Мадди прикусила губу. Ривлин провел по шрамам подушечкой большого пальца, как будто от этого ласкового прикосновения они могли исчезнуть. Сердце у нее забилось сильнее; она поняла, что если ничего не скажет сию же секунду, то уже не сможет сделать этого позже.

— Мне тогда было десять лет. — Мадди вздохнула. — В сиротском приюте нас кормили только два раза в день, утром и перед сном. Время между приемами пищи тянулось невыносимо долго. Особенно трудно было малышам и тем, кто недавно поступил в приют. Я не могла слушать, как они плачут, пробиралась на кухню и воровала то немногое, что могла найти. — Ривлин поднял на нее глаза, и Мадди, страдальчески улыбнувшись, закончила: — Меня поймали и в наказание посадили на три дня в чулан, на цепь Я сидела там и не могла дождаться, когда выйду.

— Господи! — Глаза у Ривлина сверкнули. Мадди снова улыбнулась, чтобы успокоить его.

— Меня это не исправило, если хотите знать.

— Второй рубец, — нетерпеливо произнес он. — Где вы его получили?

Не желая, чтобы он волновался по поводу того, что произошло в прошлом и было непоправимо, Мадди пояснила как можно более беспечным тоном:

— Второй появился после ареста. На мне была цепь с чугунным ядром. Цепь оказалась чересчур короткой, так что я не могла поднимать ядро и носить его в руках, а должна была таскать за собой всюду, даже в суд. У меня постоянно рвались чулки.

Ривлин уставился на нее в изумлении. Как она может так небрежно, почти весело рассказывать о своих страданиях?

— Теперь все в порядке, — мягко сказала Мадди. — Шрамы не болят.
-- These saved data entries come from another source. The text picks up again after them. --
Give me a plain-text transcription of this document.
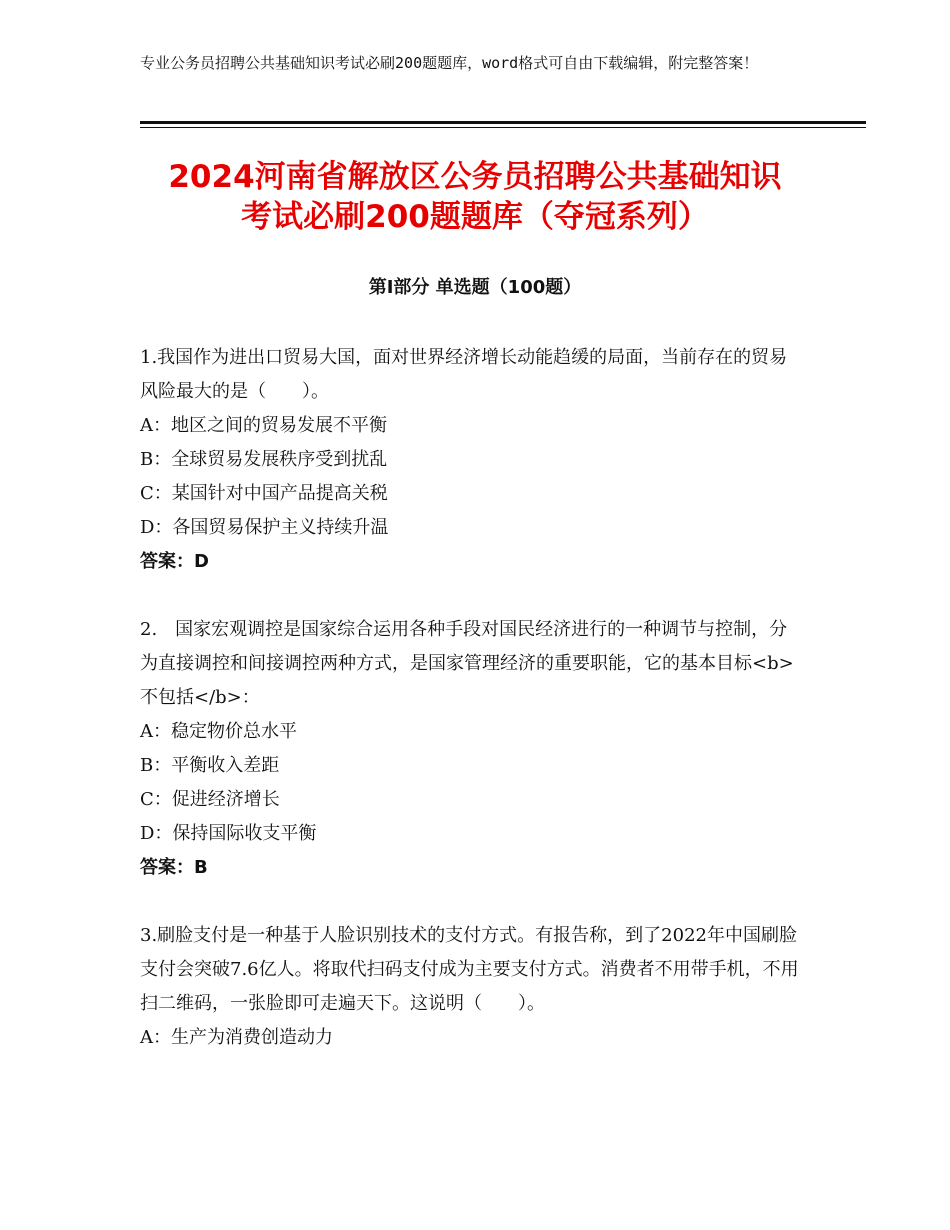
专业公务员招聘公共基础知识考试必刷200题题库，word格式可自由下载编辑，附完整答案！
2024河南省解放区公务员招聘公共基础知识
考试必刷200题题库（夺冠系列）
第Ⅰ部分 单选题（100题）

1.我国作为进出口贸易大国，面对世界经济增长动能趋缓的局面，当前存在的贸易风险最大的是（　　）。

A：地区之间的贸易发展不平衡

B：全球贸易发展秩序受到扰乱

C：某国针对中国产品提高关税

D：各国贸易保护主义持续升温

答案：D

2.　国家宏观调控是国家综合运用各种手段对国民经济进行的一种调节与控制，分为直接调控和间接调控两种方式，是国家管理经济的重要职能，它的基本目标<b>不包括</b>：

A：稳定物价总水平

B：平衡收入差距

C：促进经济增长

D：保持国际收支平衡

答案：B

3.刷脸支付是一种基于人脸识别技术的支付方式。有报告称，到了2022年中国刷脸支付会突破7.6亿人。将取代扫码支付成为主要支付方式。消费者不用带手机，不用扫二维码，一张脸即可走遍天下。这说明（　　）。

A：生产为消费创造动力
Но они болели, и Ривлин это знал. Он с остервенением принялся кромсать материю, а когда дело было сделано, Мадди поблагодарила его и попросила позволения спрыгнуть с бревна, после чего подошла к огню, села и надела мокасины. Зашнуровав их, она причесала волосы и заплела их в косу. Взгляд ее упал на свернутые одеяла, на одном из которых лежали ее наручники. Заметив, куда она смотрит, Ривлин пододвинул к ней миску с дымящимся мясом.

— После того как вы поедите, перед тем как ложиться спать. И поосторожнее с миской, а то можете обжечься.

Мадди приняла миску и предупреждение с молчаливым кивком. Первая же ложка горячего рагу решительно прогнала ее невеселые мысли. Она успела забыть, какой вкусной может быть такая вот еда — мелко нарезанные кусочки мяса, тушенные вместе с овощами, и чуть не застонала от удовольствия.

— Это очень вкусно. Куда лучше, чем то, чем нас кормили в Форт-Ларнеде.

Мадди уже хотела продолжить восхваление кулинарных способностей своего конвоира, однако, взглянув на него, поняла, что ему это будет неприятно, и воздержалась от замечаний. Ужин они закончили в молчании, только ложки скребли по донышкам металлических мисок, нарушая тишину. Потом Ривлин взял у нее миску. В ответ на слова благодарности он только сдвинул брови и плотнее сжал губы.